RL^2: Fast Reinforcement Learning via Slow Reinforcement Learning

Authors: Yan Duan, John Schulman, Xi Chen, Peter L. Bartlett, Ilya Sutskever, Pieter Abbeel

Abstract:

Deep reinforcement learning (deep RL) has been successful in learning sophisticated behaviors automatically; however, the learning process requires a huge number of trials. In contrast, animals can learn new tasks in just a few trials, benefiting from their prior knowledge about the world. This paper seeks to bridge this gap. Rather than designing a "fast" reinforcement learning algorithm, we propose to represent it as a recurrent neural network (RNN) and learn it from data. In our proposed method, RL2, the algorithm is encoded in the weights of the RNN, which are learned slowly through a general-purpose ("slow") RL algorithm. The RNN receives all information a typical RL algorithm would receive, including observations, actions, rewards, and termination flags; and it retains its state across episodes in a given Markov Decision Process (MDP). The activations of the RNN store the state of the "fast" RL algorithm on the current (previously unseen) MDP. We evaluate RL2 experimentally on both small-scale and large-scale problems. On the small-scale side, we train it to solve randomly generated multi-arm bandit problems and finite MDPs. After RL2 is trained, its performance on new MDPs is close to human-designed algorithms with optimality guarantees.

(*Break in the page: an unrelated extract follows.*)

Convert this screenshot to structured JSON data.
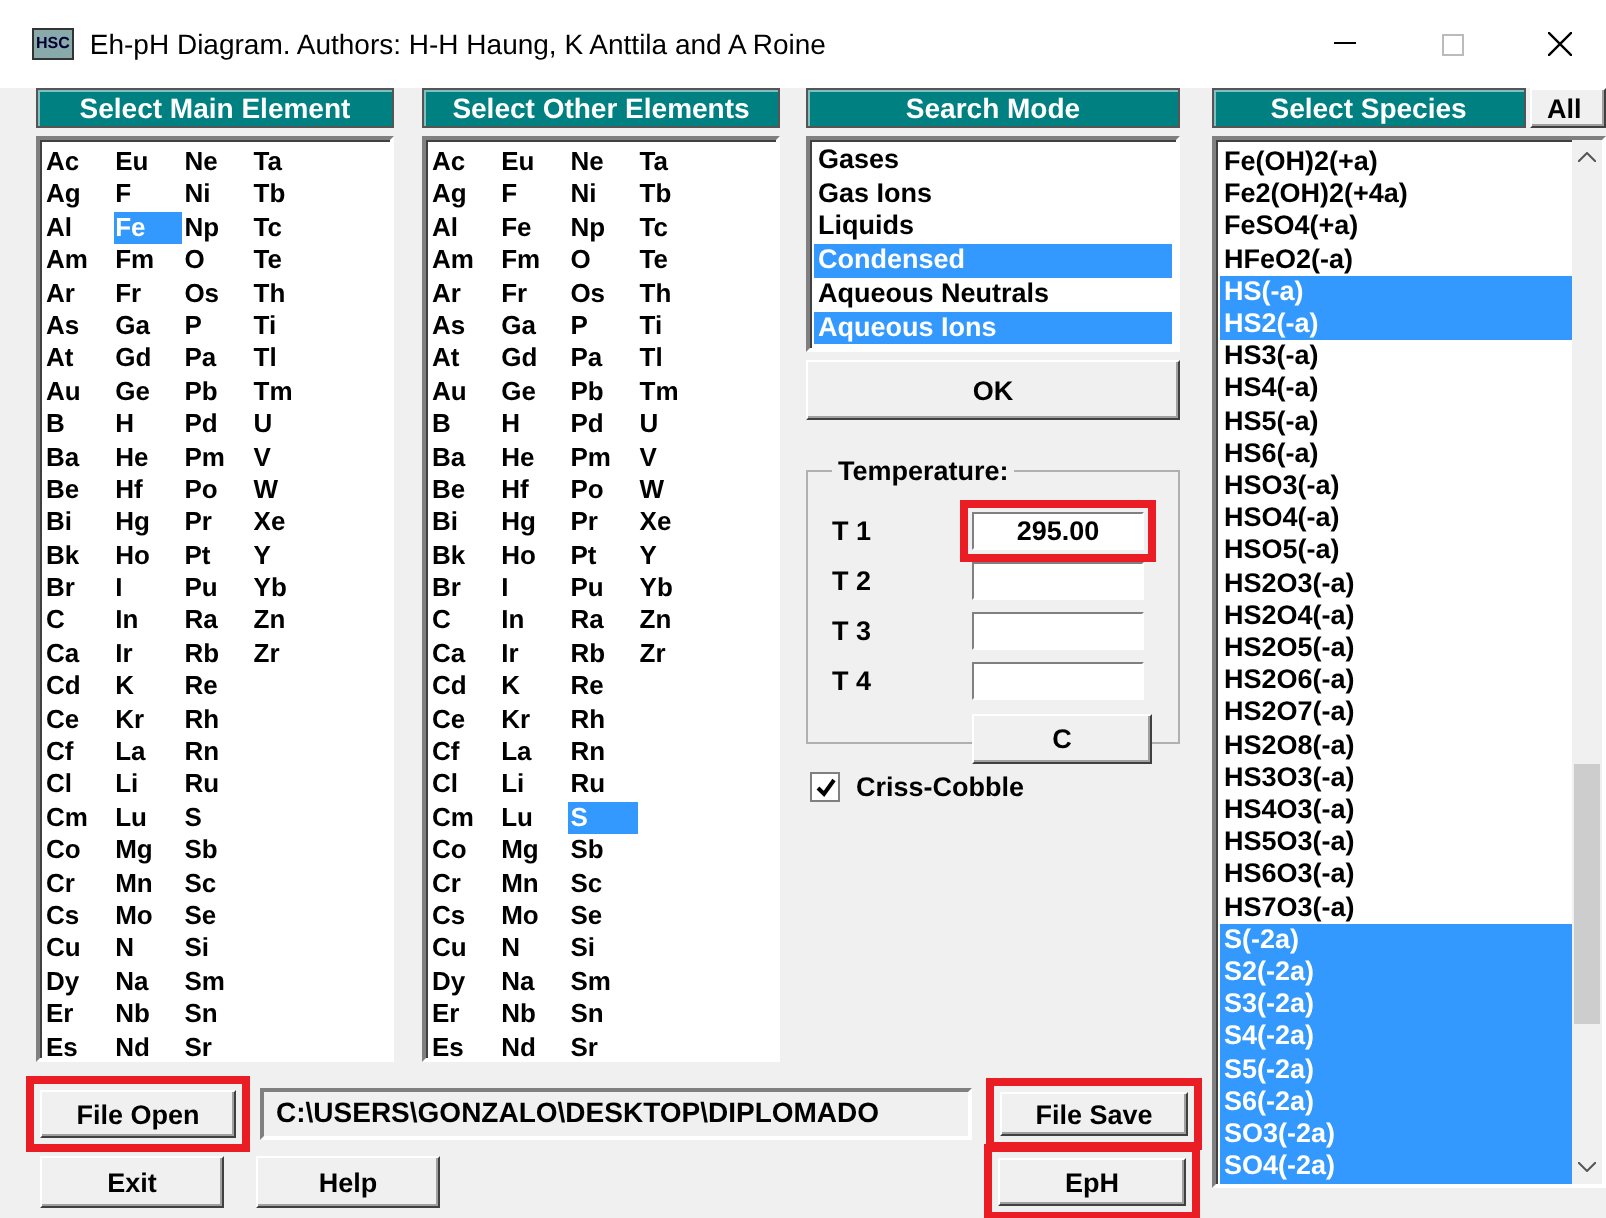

On the large-scale side, we test RL2 on a vision-based navigation task and show that it scales up to high-dimensional problems.

Paper on ArXiv

Visual navigation - good behavior

Overall performance

We found that the learned RL^2 agent exhibits a very efficient navigation strategy: during the first episode, it applies consistent motions to move forward or make turns. It navigates around the maze to find the target. During the second episode, it already knows where the goal is, and can directly head towards it without requiring further exploration.

Although we only trained on small mazes, we also tested on large mazes and the agent is also able to perform well.

Visual navigation - (very occasional) bad behavior

Shows a learned RL^2 agent navigating a maze for 2 episodes where the behavior is not as intended:

- It had a glance at the goal position but did not pick up the signal initially;

- It wanders back and forth for a couple of times.

Visual navigation - before training (random policy)

Shows an agent's behavior before learning (essentially taking random actions).

Visual navigation - good behavior (large maze)

Shows a learned RL^2 agent navigating a maze for 2 episodes. In the first episode it moves around and explore, and in the second episode it remembers where the goal was and directly navigates to the goal. This is a large maze that is not experienced during training (we only train the agent on smaller mazes). Hence the agent has learned to generalize both the exploratory behavior, and the ability to improve upon its earlier experience (by remembering where the goal was and taking the shortcut) to larger mazes.

Comparison with MAML

We have compared our approach to MAML, a recently published meta-learning algorithm. We found RL^2 to significantly outperform MAML on all RL tasks considered in their paper.